Il I secolo d.C. ad Alessandria d’Egitto

Maria l’Ebrea visse molto probabilmente nel I sec. d.C. ad Alessandria d’Egitto, città che allora era il centro culturale dell’Impero Romano.
In un momento in cui era iniziato il declino culturale della città, l’alchimia fu tra le poche scienze a fiorire: si trattava di una scienza segreta il cui scopo principale era quello di trasformare i metalli in oro e argento. Per proteggere i risultati delle ricerche ed aumentare il proprio prestigio, gli alchimisti scrivevano i loro testi in modo molto fantasioso e misterioso, utilizzando numerosi simboli tratti dalla magia, dall’astrologia, dalla filosofia e dalle diverse religioni. Risulta perciò molto difficile trarre delle nozioni concrete dalle opere che sono giunte fino ai giorni nostri. Per gli stessi motivi gli autori scrivevano sotto diversi pseudonimi, che in parte erano di origine biblica: è per tale motivo che Maria si firmò come Miriam la profetessa, sorella di Mosè. È perciò scorretta l’ipotesi secondo cui la donna è vissuta prima della nascita di Gesù Cristo.

Il mondo dell’alchimia e la sua storia

Gli alchimisti occidentali generalmente fanno risalire l’origine della loro arte all’antico Egitto: in particolar modo, proprio la città di Alessandria fu un centro di conoscenza alchemica e conservò la propria preminenza fino al declino dell’antica cultura egiziana. Sfortunatamente non esistono documenti originali egizi sull’alchimia. Questi scritti, qualora siano esistiti, sono andati perduti nell’incendio della Biblioteca di Alessandria nel 391. L’alchimia egiziana è conosciuta soprattutto attraverso le opere di antichi filosofi greci, sopravvissuti nelle traduzioni islamiche.
La leggenda vuole che il fondatore dell’alchimia sia stato il dio egiziano Toth, noto anche come Ermete Trismegisto: il dio avrebbe scritto i quarantadue libri della conoscenza, che avrebbero coperto tutti i campi dello scibile, fra cui anche l’alchimia.
Le conoscenze sui metalli nell’antichità erano legate a pratiche estrattive e metallurgiche d’origine antichissima, si aveva una concezione dei metalli come creature viventi che crescono nel grembo della Terra secondo un ritmo naturale, un ritmo che l’artefice umano può accelerare mediante le tecniche estrattive e la lavorazione che utilizza il fuoco per separare e purificare le sostanze metalliche.
Le conoscenze mineralogiche del mondo romano sono poche e contenute in opere di carattere compilatorio, come la Storia naturale di Plinio il Vecchio e la Materia medica di Dioscoride, la farmacopea più celebre dell’antichità. La farmacologia antica si serviva infatti di rimedi preparati a partire dai cosiddetti “semplici” (erbe, minerali, metalli) e poiché, oltre alle indicazioni per l’uso, ne veniva sistematicamente data una descrizione, le farmacopee forniscono molte conoscenze antiche anche sulle sostanze minerali.
Nell’età ellenistica si colloca la prima dottrina sistematica dei metalli basata sull’associazione coi pianeti (Sole-oro, Luna-argento, Venere-rame, Marte-ferro, Saturno-piombo) e su un criterio di distinzione a partire da caratteristiche quali il colore, il peso, ecc., cui si riferiscono gli alchimisti quando parlano di trasformare i metalli in oro.
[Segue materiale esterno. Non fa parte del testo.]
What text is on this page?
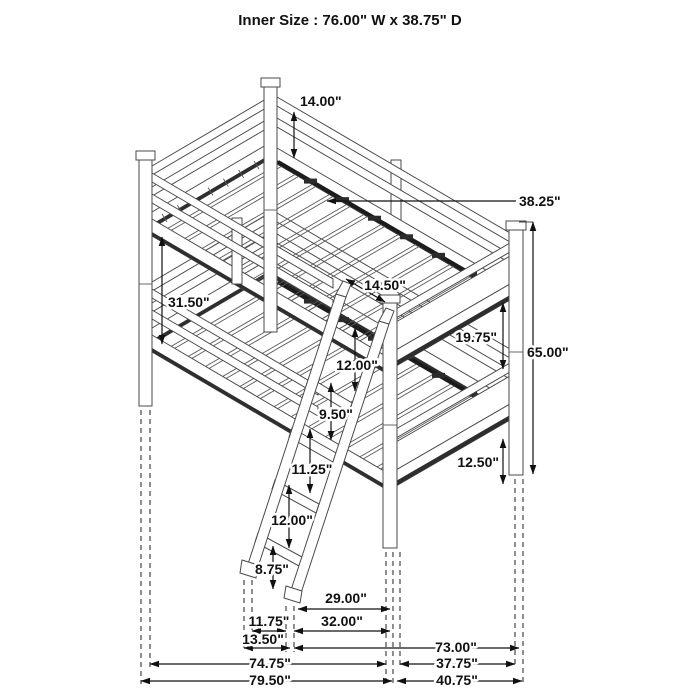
14.00"
38.25"
31.50"
14.50"
12.00"
9.50"
11.25"
12.00"
8.75"
19.75"
65.00"
12.50"
29.00"
11.75" 32.00"
13.50"	73.00"
74.75"	37.75"
79.50"	40.75"
Inner Size : 76.00" W x 38.75" D
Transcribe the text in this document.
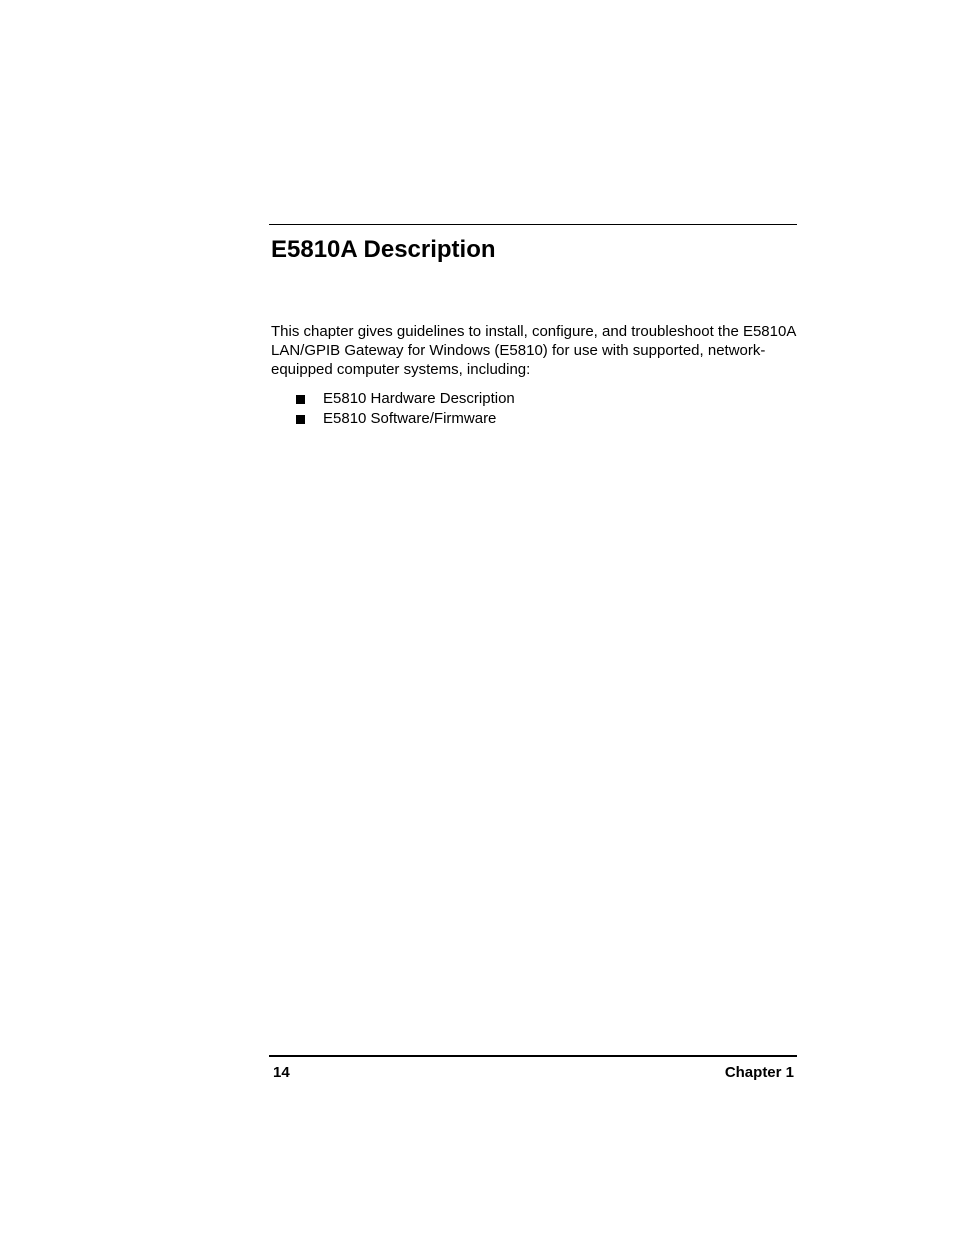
E5810A Description

This chapter gives guidelines to install, configure, and troubleshoot the E5810A LAN/GPIB Gateway for Windows (E5810) for use with supported, network-equipped computer systems, including:

E5810 Hardware Description
E5810 Software/Firmware
14	Chapter 1
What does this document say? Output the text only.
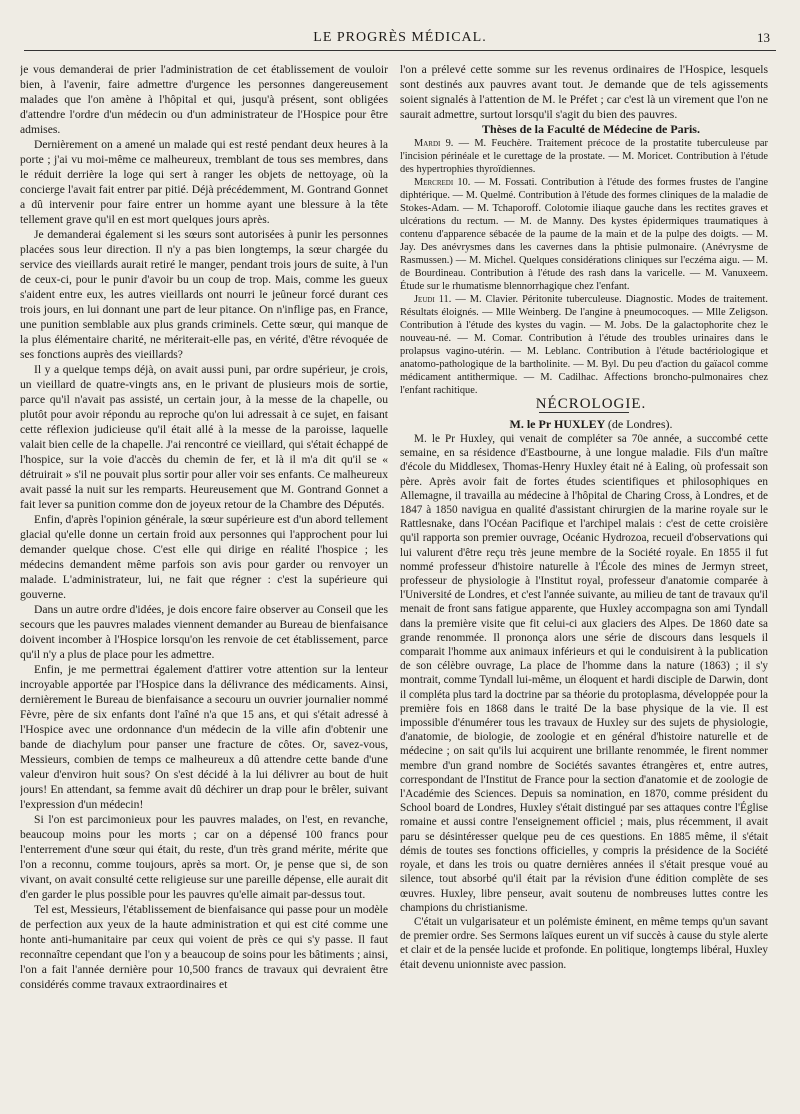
LE PROGRÈS MÉDICAL.	13

je vous demanderai de prier l'administration de cet établissement de vouloir bien, à l'avenir, faire admettre d'urgence les personnes dangereusement malades que l'on amène à l'hôpital et qui, jusqu'à présent, sont obligées d'attendre l'ordre d'un médecin ou d'un administrateur de l'Hospice pour être admises.

Dernièrement on a amené un malade qui est resté pendant deux heures à la porte ; j'ai vu moi-même ce malheureux, tremblant de tous ses membres, dans le réduit derrière la loge qui sert à ranger les objets de nettoyage, où la concierge l'avait fait entrer par pitié. Déjà précédemment, M. Gontrand Gonnet a dû intervenir pour faire entrer un homme ayant une blessure à la tête tellement grave qu'il en est mort quelques jours après.

Je demanderai également si les sœurs sont autorisées à punir les personnes placées sous leur direction. Il n'y a pas bien longtemps, la sœur chargée du service des vieillards aurait retiré le manger, pendant trois jours de suite, à l'un de ceux-ci, pour le punir d'avoir bu un coup de trop. Mais, comme les gueux s'aident entre eux, les autres vieillards ont nourri le jeûneur forcé durant ces trois jours, en lui donnant une part de leur pitance. On n'inflige pas, en France, une punition semblable aux plus grands criminels. Cette sœur, qui manque de la plus élémentaire charité, ne mériterait-elle pas, en vérité, d'être révoquée de ses fonctions auprès des vieillards?

Il y a quelque temps déjà, on avait aussi puni, par ordre supérieur, je crois, un vieillard de quatre-vingts ans, en le privant de plusieurs mois de sortie, parce qu'il n'avait pas assisté, un certain jour, à la messe de la chapelle, ou plutôt pour avoir répondu au reproche qu'on lui adressait à ce sujet, en faisant cette réflexion judicieuse qu'il était allé à la messe de la paroisse, laquelle valait bien celle de la chapelle. J'ai rencontré ce vieillard, qui s'était échappé de l'hospice, sur la voie d'accès du chemin de fer, et là il m'a dit qu'il se « détruirait » s'il ne pouvait plus sortir pour aller voir ses enfants. Ce malheureux avait passé la nuit sur les remparts. Heureusement que M. Gontrand Gonnet a fait lever sa punition comme don de joyeux retour de la Chambre des Députés.

Enfin, d'après l'opinion générale, la sœur supérieure est d'un abord tellement glacial qu'elle donne un certain froid aux personnes qui l'approchent pour lui demander quelque chose. C'est elle qui dirige en réalité l'hospice ; les médecins demandent même parfois son avis pour garder ou renvoyer un malade. L'administrateur, lui, ne fait que régner : c'est la supérieure qui gouverne.

Dans un autre ordre d'idées, je dois encore faire observer au Conseil que les secours que les pauvres malades viennent demander au Bureau de bienfaisance doivent incomber à l'Hospice lorsqu'on les renvoie de cet établissement, parce qu'il n'y a plus de place pour les admettre.

Enfin, je me permettrai également d'attirer votre attention sur la lenteur incroyable apportée par l'Hospice dans la délivrance des médicaments. Ainsi, dernièrement le Bureau de bienfaisance a secouru un ouvrier journalier nommé Fèvre, père de six enfants dont l'aîné n'a que 15 ans, et qui s'était adressé à l'Hospice avec une ordonnance d'un médecin de la ville afin d'obtenir une bande de diachylum pour panser une fracture de côtes. Or, savez-vous, Messieurs, combien de temps ce malheureux a dû attendre cette bande d'une valeur d'environ huit sous? On s'est décidé à la lui délivrer au bout de huit jours! En attendant, sa femme avait dû déchirer un drap pour le brêler, suivant l'expression d'un médecin!

Si l'on est parcimonieux pour les pauvres malades, on l'est, en revanche, beaucoup moins pour les morts ; car on a dépensé 100 francs pour l'enterrement d'une sœur qui était, du reste, d'un très grand mérite, mérite que l'on a reconnu, comme toujours, après sa mort. Or, je pense que si, de son vivant, on avait consulté cette religieuse sur une pareille dépense, elle aurait dit d'en garder le plus possible pour les pauvres qu'elle aimait par-dessus tout.

Tel est, Messieurs, l'établissement de bienfaisance qui passe pour un modèle de perfection aux yeux de la haute administration et qui est cité comme une honte anti-humanitaire par ceux qui voient de près ce qui s'y passe. Il faut reconnaître cependant que l'on y a beaucoup de soins pour les bâtiments ; ainsi, l'on a fait l'année dernière pour 10,500 francs de travaux qui devraient être considérés comme travaux extraordinaires et

l'on a prélevé cette somme sur les revenus ordinaires de l'Hospice, lesquels sont destinés aux pauvres avant tout. Je demande que de tels agissements soient signalés à l'attention de M. le Préfet ; car c'est là un virement que l'on ne saurait admettre, surtout lorsqu'il s'agit du bien des pauvres.

Thèses de la Faculté de Médecine de Paris.

Mardi 9. — M. Feuchère. Traitement précoce de la prostatite tuberculeuse par l'incision périnéale et le curettage de la prostate. — M. Moricet. Contribution à l'étude des hypertrophies thyroïdiennes.

Mercredi 10. — M. Fossati. Contribution à l'étude des formes frustes de l'angine diphtérique. — M. Quelmé. Contribution à l'étude des formes cliniques de la maladie de Stokes-Adam. — M. Tchaporoff. Colotomie iliaque gauche dans les rectites graves et ulcérations du rectum. — M. de Manny. Des kystes épidermiques traumatiques à contenu d'apparence sébacée de la paume de la main et de la pulpe des doigts. — M. Jay. Des anévrysmes dans les cavernes dans la phtisie pulmonaire. (Anévrysme de Rasmussen.) — M. Michel. Quelques considérations cliniques sur l'eczéma aigu. — M. de Bourdineau. Contribution à l'étude des rash dans la varicelle. — M. Vanuxeem. Étude sur le rhumatisme blennorrhagique chez l'enfant.

Jeudi 11. — M. Clavier. Péritonite tuberculeuse. Diagnostic. Modes de traitement. Résultats éloignés. — Mlle Weinberg. De l'angine à pneumocoques. — Mlle Zeligson. Contribution à l'étude des kystes du vagin. — M. Jobs. De la galactophorite chez le nouveau-né. — M. Comar. Contribution à l'étude des troubles urinaires dans le prolapsus vagino-utérin. — M. Leblanc. Contribution à l'étude bactériologique et anatomo-pathologique de la bartholinite. — M. Byl. Du peu d'action du gaïacol comme médicament antithermique. — M. Cadilhac. Affections broncho-pulmonaires chez l'enfant rachitique.

NÉCROLOGIE.

M. le Pr HUXLEY (de Londres).

M. le Pr Huxley, qui venait de compléter sa 70e année, a succombé cette semaine, en sa résidence d'Eastbourne, à une longue maladie. Fils d'un maître d'école du Middlesex, Thomas-Henry Huxley était né à Ealing, où professait son père. Après avoir fait de fortes études scientifiques et philosophiques en Allemagne, il travailla au médecine à l'hôpital de Charing Cross, à Londres, et de 1847 à 1850 navigua en qualité d'assistant chirurgien de la marine royale sur le Rattlesnake, dans l'Océan Pacifique et l'archipel malais : c'est de cette croisière qu'il rapporta son premier ouvrage, Océanic Hydrozoa, recueil d'observations qui lui valurent d'être reçu très jeune membre de la Société royale. En 1855 il fut nommé professeur d'histoire naturelle à l'École des mines de Jermyn street, professeur de physiologie à l'Institut royal, professeur d'anatomie comparée à l'Université de Londres, et c'est l'année suivante, au milieu de tant de travaux qu'il menait de front sans fatigue apparente, que Huxley accompagna son ami Tyndall dans la première visite que fit celui-ci aux glaciers des Alpes. De 1860 date sa grande renommée. Il prononça alors une série de discours dans lesquels il comparait l'homme aux animaux inférieurs et qui le conduisirent à la publication de son célèbre ouvrage, La place de l'homme dans la nature (1863) ; il s'y montrait, comme Tyndall lui-même, un éloquent et hardi disciple de Darwin, dont il compléta plus tard la doctrine par sa théorie du protoplasma, développée pour la première fois en 1868 dans le traité De la base physique de la vie. Il est impossible d'énumérer tous les travaux de Huxley sur des sujets de physiologie, d'anatomie, de biologie, de zoologie et en général d'histoire naturelle et de médecine ; on sait qu'ils lui acquirent une brillante renommée, le firent nommer membre d'un grand nombre de Sociétés savantes étrangères et, entre autres, correspondant de l'Institut de France pour la section d'anatomie et de zoologie de l'Académie des Sciences. Depuis sa nomination, en 1870, comme président du School board de Londres, Huxley s'était distingué par ses attaques contre l'Église romaine et aussi contre l'enseignement officiel ; mais, plus récemment, il avait paru se désintéresser quelque peu de ces questions. En 1885 même, il s'était démis de toutes ses fonctions officielles, y compris la présidence de la Société royale, et dans les trois ou quatre dernières années il s'était presque voué au silence, tout absorbé qu'il était par la révision d'une édition complète de ses œuvres. Huxley, libre penseur, avait soutenu de nombreuses luttes contre les champions du christianisme.

C'était un vulgarisateur et un polémiste éminent, en même temps qu'un savant de premier ordre. Ses Sermons laïques eurent un vif succès à cause du style alerte et clair et de la pensée lucide et profonde. En politique, longtemps libéral, Huxley était devenu unionniste avec passion.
Sarebbe un anacronismo, infatti, pensare che gli alchimisti considerassero i metalli nei termini in cui li ha definiti “l’ultima nata delle scienze moderne”, la chimica.
L’epoca a cui risalgono i primi tentativi di sistemazione è la stessa delle prime testimonianze propriamente alchemiche in età ellenistica: i secoli II e III d.C.
Soltanto pochi scienziati dell’antichità cercarono di interpretare i propri esperimenti pratici in un ambito teorico e Maria l’Ebrea fu una tra questi.
Grazie alle ricerche di Maria l’Ebrea l’antica alchimia raggiunse il suo punto culminante, ma ben presto anche la sua fine. Durante il regno dell’imperatore romano Diocleziano infatti gli alchimisti alessandrini vennero perseguitati e i loro scritti bruciati. Ma la tradizione non venne interrotta completamente e l’alchimia continuò a essere praticata durante il Medioevo e l’Età moderna finché da essa si sviluppò la chimica nel XVII secolo.